When you’re hungry you end up spending more money, and not just on food
Most of us are well acquainted with hunger-driven over-spending. The purchasing of a family meal for one after a long day at work, or the ordering of twice as much food as you could possibly eat at a restaurant.
Hunger can distort our perception of what we require to make us feel satisfied again, and it turns out the effect extends way beyond our bellies.
Alison Jing Xu, a researcher of decision-making at the University of Minnesota in the US, wanted to find out whether shopping on an empty stomach led people to buy more of everything, from clothes to kitchen utensils. By carrying out a series of experiments, she found that hunger-shopping may indeed be dangerous for our wallets.
"We'd like to make consumers aware of the possibility that if they go shopping on an empty stomach, they might spend more money that they intend to – so better feed themselves before they go out," she told the New Scientist.

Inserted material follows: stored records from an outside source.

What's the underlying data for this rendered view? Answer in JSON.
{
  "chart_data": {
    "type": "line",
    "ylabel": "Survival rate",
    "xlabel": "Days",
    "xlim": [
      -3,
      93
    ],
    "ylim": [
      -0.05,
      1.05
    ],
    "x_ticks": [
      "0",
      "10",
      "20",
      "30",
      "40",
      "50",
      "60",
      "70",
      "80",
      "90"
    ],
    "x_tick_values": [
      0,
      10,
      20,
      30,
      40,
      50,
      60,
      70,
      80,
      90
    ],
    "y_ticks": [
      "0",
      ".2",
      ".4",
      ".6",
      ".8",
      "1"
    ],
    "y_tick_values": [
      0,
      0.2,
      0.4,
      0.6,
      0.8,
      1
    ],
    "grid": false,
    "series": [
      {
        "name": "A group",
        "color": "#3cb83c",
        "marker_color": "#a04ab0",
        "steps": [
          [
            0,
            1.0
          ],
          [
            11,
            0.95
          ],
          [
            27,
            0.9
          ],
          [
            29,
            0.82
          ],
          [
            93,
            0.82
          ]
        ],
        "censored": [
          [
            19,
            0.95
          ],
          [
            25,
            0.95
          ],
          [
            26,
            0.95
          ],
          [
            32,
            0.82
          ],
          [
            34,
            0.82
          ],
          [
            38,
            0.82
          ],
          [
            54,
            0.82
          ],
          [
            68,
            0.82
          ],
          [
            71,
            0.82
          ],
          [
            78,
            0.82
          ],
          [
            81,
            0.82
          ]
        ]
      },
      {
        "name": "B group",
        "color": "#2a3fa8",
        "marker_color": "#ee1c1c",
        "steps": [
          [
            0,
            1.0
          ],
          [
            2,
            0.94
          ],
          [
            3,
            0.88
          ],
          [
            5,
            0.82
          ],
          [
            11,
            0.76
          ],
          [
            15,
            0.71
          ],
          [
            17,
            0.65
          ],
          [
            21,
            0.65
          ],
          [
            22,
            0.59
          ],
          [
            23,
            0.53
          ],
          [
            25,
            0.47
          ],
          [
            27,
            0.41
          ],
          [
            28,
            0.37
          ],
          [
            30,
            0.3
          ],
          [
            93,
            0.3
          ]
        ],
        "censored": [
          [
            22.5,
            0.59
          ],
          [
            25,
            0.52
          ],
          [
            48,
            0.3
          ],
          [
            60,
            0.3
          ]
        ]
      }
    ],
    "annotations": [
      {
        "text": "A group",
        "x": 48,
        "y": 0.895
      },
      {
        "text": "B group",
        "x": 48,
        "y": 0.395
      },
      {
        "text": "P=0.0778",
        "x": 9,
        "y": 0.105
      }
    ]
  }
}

Jing Xu and her team asked a series of shoppers to rate how hungry they were and how much they liked various items, ranging from food to non-food. She also asked them to rate how much they would like to own the items.
In terms of simply liking something, it was only the food items that went up in the volunteers' estimations when they were hungry, but the results showed a different trend when it came to desire for possession – there was a positive impact all round, with volunteers showing a greater greediness for everything when hungry.
The team then took the investigation into the heart of shopping territory – a busy department store. Standing outside, they stopped shoppers and asked to see their receipts, while also asking them to rate their hunger level.
Once external factors such as mood and time spent shopping were accounted for, customers who were hungry were found to spend 64 per cent more money than the full shoppers. The study has been published in the journal PNAS.
Blame the hormones
If you are a big offender of hunger-shopping, at least you can blame it on your hormones – the study suggests that gherlin, also known as the “hunger hormone”, could be responsible.
When the stomach is empty, ghrelin is secreted into the bloodstream, but when food enters and the stomach is stretched, secretion stops. It plays an important part on regulating reward perception, acting on an area of the brain known as the ventromedial prefrontal cortex.
When we are hungry, the hormone drives us to seek a reward so that we consume calories, but a possible side effect of this is a desire to reward ourselves with other things, such as expensive suits or handbags.
In fact, the effect might not even stop at shopping, which is what the researchers will now look into: “We're now going to look at how hunger might influence other behaviours, like how people communicate with others,” Xing Ju explained.